Der Musikverein überzeugte mit technischem Können und Spielfreude. (Foto: Philipp Zell)
Schwäbische Zeitung

Ein gelungenes, facettenreiches Frühjahrskonzert haben die zahlreichen Besucher beim Musikverein Aßmannshardt erlebt. Sowohl die Jugendkapelle als auch der Musikverein überzeugten mit engagiertem Musizieren und nuancenreicher Klangkultur.

Die Jugendkapelle begrüßte das Publikum mit „Eire“ von Maike Biffar, einem kleinen Tongemälde über Irland, in dem sowohl die Schönheit des Landes als auch die folkloristischen Klänge zu hören waren. Im folgenden Werk „Air for Band“ von Frank Erickson überzeugten besonders die Klarinetten mit ihrer lyrischen Melodieführung, die erstaunlich reif ausgeführt wurde. Mit diesen beiden Werken erspielten sich die jungen Musiker im März ein „Hervorragend“ beim Wertungsspiel in Baltringen. Mit einem schwungvollen Marsch, „Blond and Swedish“ von Luigi di Ghisallo, und einer Zugabe verabschiedete sich die Jugendkapelle und machte Platz für den Musikverein.

„Finlandia“, die heimliche finnische Nationalhymne, war der monumentale Auftakt zu einem hochkarätigen Programm. Mit dem Wechsel zwischen Pathos und lyrischen Passagen konnte der Musikverein bereits beim ersten Stück seine sensible Interpretationsfähigkeit unter Beweis stellen. Mit der „First Suite in Es“, einem Klassiker für Blasorchester, nahm der Musikverein das Publikum mit in die Klangwelt des englischen Komponisten Gustav Holst. In den drei Sätzen können die Bläser von lyrischen Linien bis zum raffiniert gesetzten Marsch ihr Können zeigen, was der Musikverein souverän meisterte.

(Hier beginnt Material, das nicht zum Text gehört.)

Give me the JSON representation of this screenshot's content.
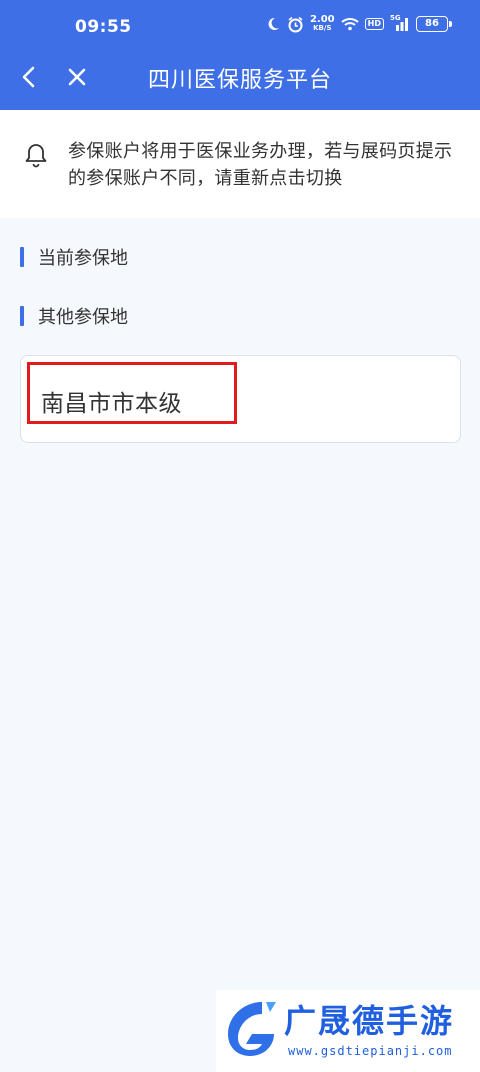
{
  "status_bar": {
    "time": "09:55",
    "net_speed": "2.00",
    "net_unit": "KB/S",
    "hd": "HD",
    "signal": "5G",
    "battery": "86"
  },
  "nav": {
    "title": "四川医保服务平台",
    "accent_color": "#3f6fe6"
  },
  "notice": {
    "icon": "bell-icon",
    "text": "参保账户将用于医保业务办理，若与展码页提示的参保账户不同，请重新点击切换"
  },
  "sections": {
    "current_label": "当前参保地",
    "other_label": "其他参保地"
  },
  "other_locations": [
    {
      "name": "南昌市市本级"
    }
  ],
  "watermark": {
    "title": "广晟德手游",
    "url": "www.gsdtiepianji.com"
  }
}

Das „Symphonic Requiem“ von Thomas Trachsel gehört sicherlich weniger in die Kategorie der unterhaltenden Blasmusik. Trachsel, ein Bewunderer des renommierten Blasorchesterkomponisten Paul Huber, schrieb diesem ein Requiem, ein beeindruckendes Werk, in dem er den Komponisten und dessen Schaffen würdigte. Ein Werk, das in seiner Interpretation des Musikvereins unter die Haut ging: Nach dem letzten Ton herrschte ergriffene Stille im Publikum.

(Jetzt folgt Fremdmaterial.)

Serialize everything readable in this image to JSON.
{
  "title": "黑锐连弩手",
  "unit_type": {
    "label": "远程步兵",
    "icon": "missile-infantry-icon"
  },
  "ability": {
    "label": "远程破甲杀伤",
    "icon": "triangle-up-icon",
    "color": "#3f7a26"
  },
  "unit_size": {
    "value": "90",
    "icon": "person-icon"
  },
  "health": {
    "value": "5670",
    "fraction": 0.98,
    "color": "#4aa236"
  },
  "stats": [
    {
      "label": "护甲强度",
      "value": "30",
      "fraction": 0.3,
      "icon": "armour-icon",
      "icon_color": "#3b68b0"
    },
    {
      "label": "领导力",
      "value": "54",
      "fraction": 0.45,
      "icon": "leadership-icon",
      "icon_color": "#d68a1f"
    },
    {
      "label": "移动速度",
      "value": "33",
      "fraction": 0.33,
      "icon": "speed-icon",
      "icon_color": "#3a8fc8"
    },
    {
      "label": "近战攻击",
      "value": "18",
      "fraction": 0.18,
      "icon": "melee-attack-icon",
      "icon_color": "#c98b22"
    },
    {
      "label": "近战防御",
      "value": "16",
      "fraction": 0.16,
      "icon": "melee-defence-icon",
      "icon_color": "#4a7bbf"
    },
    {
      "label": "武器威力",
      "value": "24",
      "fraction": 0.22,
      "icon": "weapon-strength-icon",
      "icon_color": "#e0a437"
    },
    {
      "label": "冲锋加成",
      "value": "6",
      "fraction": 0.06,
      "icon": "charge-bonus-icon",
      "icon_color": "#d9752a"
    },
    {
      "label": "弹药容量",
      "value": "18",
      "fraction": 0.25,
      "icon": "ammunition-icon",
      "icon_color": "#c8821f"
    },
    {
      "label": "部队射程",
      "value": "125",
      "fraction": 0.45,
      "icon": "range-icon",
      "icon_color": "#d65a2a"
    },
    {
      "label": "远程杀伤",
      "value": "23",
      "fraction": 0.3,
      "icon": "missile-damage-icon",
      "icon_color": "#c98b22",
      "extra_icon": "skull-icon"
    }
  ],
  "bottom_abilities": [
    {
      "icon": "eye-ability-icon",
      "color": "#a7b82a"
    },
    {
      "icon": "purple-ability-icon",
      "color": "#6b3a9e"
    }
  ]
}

Nach der Pause ging es weiter in die Welt der griechischen Götter mit einer gar nicht göttlichen Geschichte: „Dionysos“ (von Thomas Doss) verlässt den Olymp, spricht dem Wein zu, verliebt sich in eine Maid, gerät in Streit mit deren Verlobtem und kehrt reumütig an den Olymp zurück. Alle diese Stationen wurden sehr bildhaft komponiert und spielfreudig interpretiert und so hörte man den betrunkenen Dionysos besonders durch die Posaunen torkeln. John Williams schrieb die Musik zu dem Kinohit „Jurassic Park“. In Teilen unheimlich, aber auch mit melodiösen Passagen, verhalf er der vergessenen Welt der Dinosaurier zu neuem Leben. Mit technischem Können und Spielfreude überzeugte der Musikverein auch bei der dreisätzigen „Suite On Russian Dances“ von Terry Kenny. Sowohl in den hohen als auch in den tiefen Registern war Fingerfertigkeit gefragt und die Energie des Stücks mit seinen Accelerandi sprang auf die Zuhörer über. Auch in Philip Sparks „Jubiloso“, einem modernen Konzertmarsch, war dem Orchester die Spielfreude anzumerken.

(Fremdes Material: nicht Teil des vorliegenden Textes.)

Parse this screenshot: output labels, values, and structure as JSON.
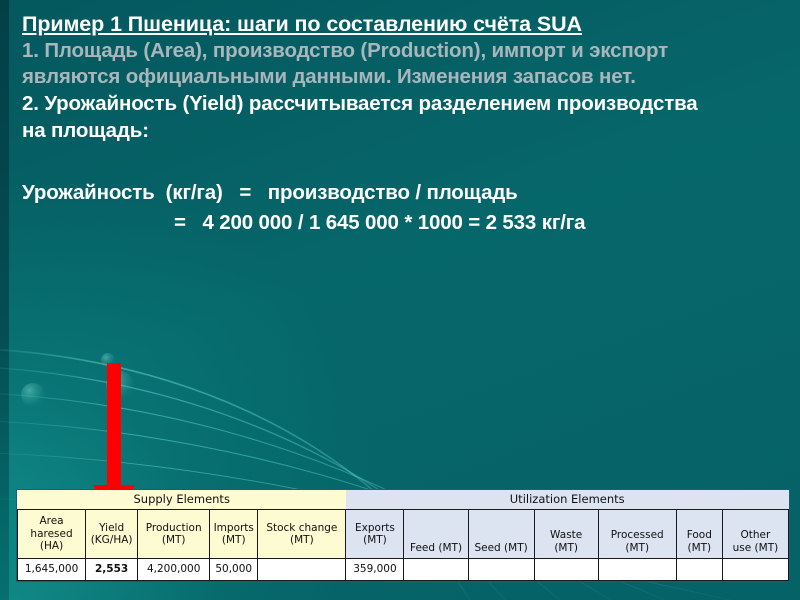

Mit Schwung beendeten die Musiker ein beeindruckendes Konzert, das von einem begeisterten Publikum mit anhaltendem Applaus belohnt wurde. Nach zwei Zugaben, der „Polka Italienne“ von Sergej Rachmaninov und dem „Mars der Medici“ von Johan Wichers, endete ein gelungener Konzertabend.